What Is Analog AI?
The process of encoding information as a physical quantity and doing calculations utilizing the physical characteristics of memory devices is known as Analog AI, or analog in-memory computing. It is a training and inference method for deep learning that uses less energy.
Features of analog AI
Non-volatile memory
Non-volatile memory devices, which can retain data for up to ten years without power, are used in analog AI.
In-memory computing
The von Neumann bottleneck, which restricts calculation speed and efficiency, is removed by analog AI, which stores and processes data in the same location.
Analog representation
Analog AI performs matrix multiplications in an analog fashion by utilizing the physical characteristics of memory devices.
Crossbar arrays
Synaptic weights are locally stored in the conductance values of nanoscale resistive memory devices in analog AI.
Low energy consumption
Energy use may be decreased via analog AI
Analog AI Overview
Enhancing the functionality and energy efficiency of Deep Neural Network systems.
Training and inference are two distinct deep learning tasks that may be accomplished using analog in-memory computing. Training the models on a commonly labeled dataset is the initial stage. For example, you would supply a collection of labeled photographs for the training exercise if you want your model to recognize various images.

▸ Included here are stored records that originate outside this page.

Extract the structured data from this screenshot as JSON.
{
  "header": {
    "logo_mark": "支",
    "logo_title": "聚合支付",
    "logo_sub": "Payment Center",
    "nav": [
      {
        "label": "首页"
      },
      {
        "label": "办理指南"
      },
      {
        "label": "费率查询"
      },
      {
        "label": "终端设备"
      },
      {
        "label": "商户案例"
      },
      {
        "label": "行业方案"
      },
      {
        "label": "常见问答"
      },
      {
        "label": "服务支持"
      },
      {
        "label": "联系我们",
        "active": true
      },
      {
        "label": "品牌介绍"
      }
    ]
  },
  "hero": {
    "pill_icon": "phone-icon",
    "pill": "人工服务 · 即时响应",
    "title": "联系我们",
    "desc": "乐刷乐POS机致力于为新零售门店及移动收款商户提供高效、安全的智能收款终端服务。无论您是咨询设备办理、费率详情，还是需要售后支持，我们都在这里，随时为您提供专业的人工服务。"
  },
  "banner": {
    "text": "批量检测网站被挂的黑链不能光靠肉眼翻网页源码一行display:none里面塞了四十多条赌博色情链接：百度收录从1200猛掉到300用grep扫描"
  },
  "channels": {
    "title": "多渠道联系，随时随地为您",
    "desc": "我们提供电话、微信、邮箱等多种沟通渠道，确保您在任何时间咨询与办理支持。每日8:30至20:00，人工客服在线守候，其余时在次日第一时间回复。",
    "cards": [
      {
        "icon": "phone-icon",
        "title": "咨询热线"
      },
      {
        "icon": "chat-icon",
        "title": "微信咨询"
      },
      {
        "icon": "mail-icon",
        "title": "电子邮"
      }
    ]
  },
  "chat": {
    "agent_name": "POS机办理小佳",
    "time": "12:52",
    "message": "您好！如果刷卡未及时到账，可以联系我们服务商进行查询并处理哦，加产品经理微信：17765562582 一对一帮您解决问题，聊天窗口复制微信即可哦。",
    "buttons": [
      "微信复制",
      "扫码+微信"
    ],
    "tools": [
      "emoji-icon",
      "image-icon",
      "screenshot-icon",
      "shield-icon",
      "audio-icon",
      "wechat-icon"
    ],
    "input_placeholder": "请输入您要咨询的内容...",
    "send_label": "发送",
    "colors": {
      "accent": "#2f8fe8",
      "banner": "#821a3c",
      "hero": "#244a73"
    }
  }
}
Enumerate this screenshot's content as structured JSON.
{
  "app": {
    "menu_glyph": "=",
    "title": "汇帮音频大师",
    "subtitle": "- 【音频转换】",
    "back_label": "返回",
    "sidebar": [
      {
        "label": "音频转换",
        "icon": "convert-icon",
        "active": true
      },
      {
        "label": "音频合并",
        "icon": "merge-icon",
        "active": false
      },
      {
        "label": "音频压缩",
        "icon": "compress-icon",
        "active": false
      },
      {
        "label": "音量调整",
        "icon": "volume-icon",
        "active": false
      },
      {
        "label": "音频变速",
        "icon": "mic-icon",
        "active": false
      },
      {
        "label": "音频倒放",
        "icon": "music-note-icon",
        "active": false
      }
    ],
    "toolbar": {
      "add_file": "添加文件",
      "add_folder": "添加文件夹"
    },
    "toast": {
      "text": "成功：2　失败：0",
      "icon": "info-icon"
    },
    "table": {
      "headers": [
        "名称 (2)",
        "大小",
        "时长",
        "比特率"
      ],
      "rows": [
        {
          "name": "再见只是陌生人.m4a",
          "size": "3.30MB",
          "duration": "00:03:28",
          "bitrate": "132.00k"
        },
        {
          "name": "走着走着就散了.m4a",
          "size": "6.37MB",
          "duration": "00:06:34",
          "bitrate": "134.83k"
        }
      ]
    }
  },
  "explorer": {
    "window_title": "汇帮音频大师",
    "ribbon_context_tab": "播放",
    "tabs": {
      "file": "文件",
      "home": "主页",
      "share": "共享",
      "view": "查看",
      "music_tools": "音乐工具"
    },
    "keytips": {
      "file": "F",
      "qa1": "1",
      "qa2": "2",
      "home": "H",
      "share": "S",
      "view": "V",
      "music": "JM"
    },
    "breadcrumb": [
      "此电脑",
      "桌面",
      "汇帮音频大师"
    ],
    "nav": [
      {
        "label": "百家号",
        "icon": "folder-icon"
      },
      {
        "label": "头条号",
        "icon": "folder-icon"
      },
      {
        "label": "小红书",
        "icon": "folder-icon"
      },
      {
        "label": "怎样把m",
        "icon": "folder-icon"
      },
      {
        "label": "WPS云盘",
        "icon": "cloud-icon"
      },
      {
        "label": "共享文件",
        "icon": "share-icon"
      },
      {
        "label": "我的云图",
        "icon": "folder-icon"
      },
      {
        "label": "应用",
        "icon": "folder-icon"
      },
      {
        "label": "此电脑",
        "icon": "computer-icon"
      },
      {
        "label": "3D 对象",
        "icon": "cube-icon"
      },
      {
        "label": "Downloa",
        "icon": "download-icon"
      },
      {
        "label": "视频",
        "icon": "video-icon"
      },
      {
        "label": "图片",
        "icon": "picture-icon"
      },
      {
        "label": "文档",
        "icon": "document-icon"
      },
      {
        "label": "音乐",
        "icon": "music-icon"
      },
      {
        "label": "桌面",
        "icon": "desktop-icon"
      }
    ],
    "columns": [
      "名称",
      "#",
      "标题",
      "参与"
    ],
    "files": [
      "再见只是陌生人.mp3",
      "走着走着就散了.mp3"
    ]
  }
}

The model may be utilized for inference once it has been trained.
Training AI models is a digital process carried out on conventional computers with conventional architectures, much like the majority of computing nowadays. These systems transfer data to the CPU for processing after first passing it from memory onto a queue.
Large volumes of data may be needed for AI training, and when the data is sent to the CPU, it must all pass through the queue. This may significantly reduce compute speed and efficiency and causes what is known as “the von Neumann bottleneck.” Without the bottleneck caused by data queuing, IBM Research is investigating solutions that can train AI models more quickly and with less energy.
These technologies are analog, meaning they capture information as a changeable physical entity, such as the wiggles in vinyl record grooves. Its are investigating two different kinds of training devices: electrochemical random-access memory (ECRAM) and resistive random-access memory (RRAM). Both gadgets are capable of processing and storing data. Now that data is not being sent from memory to the CPU via a queue, jobs may be completed in a fraction of the time and with a lot less energy.
The process of drawing a conclusion from known information is called inference. Humans can conduct this procedure with ease, but inference is costly and sluggish when done by a machine. IBM Research is employing an analog method to tackle that difficulty. Analog may recall vinyl LPs and Polaroid Instant cameras.
Long sequences of 1s and 0s indicate digital data. Analog information is represented by a shifting physical quantity like record grooves. The core of it analog AI inference processors is phase-change memory (PCM). It is a highly adjustable analog technology that uses electrical pulses to calculate and store information. As a result, the chip is significantly more energy-efficient.
As an AI word for a single unit of weight or information, its are utilizing PCM as a synaptic cell. More than 13 million of these PCM synaptic cells are placed in an architecture on the analog AI inference chips, which enables us to construct a sizable physical neural network that is filled with pretrained data that is, ready to jam and infer on your AI workloads.
FAQs
What is the difference between analog AI and digital AI?
Analog AI mimics brain function by employing continuous signals and analog components, as opposed to typical digital AI, which analyzes data using discrete binary values (0s and 1s).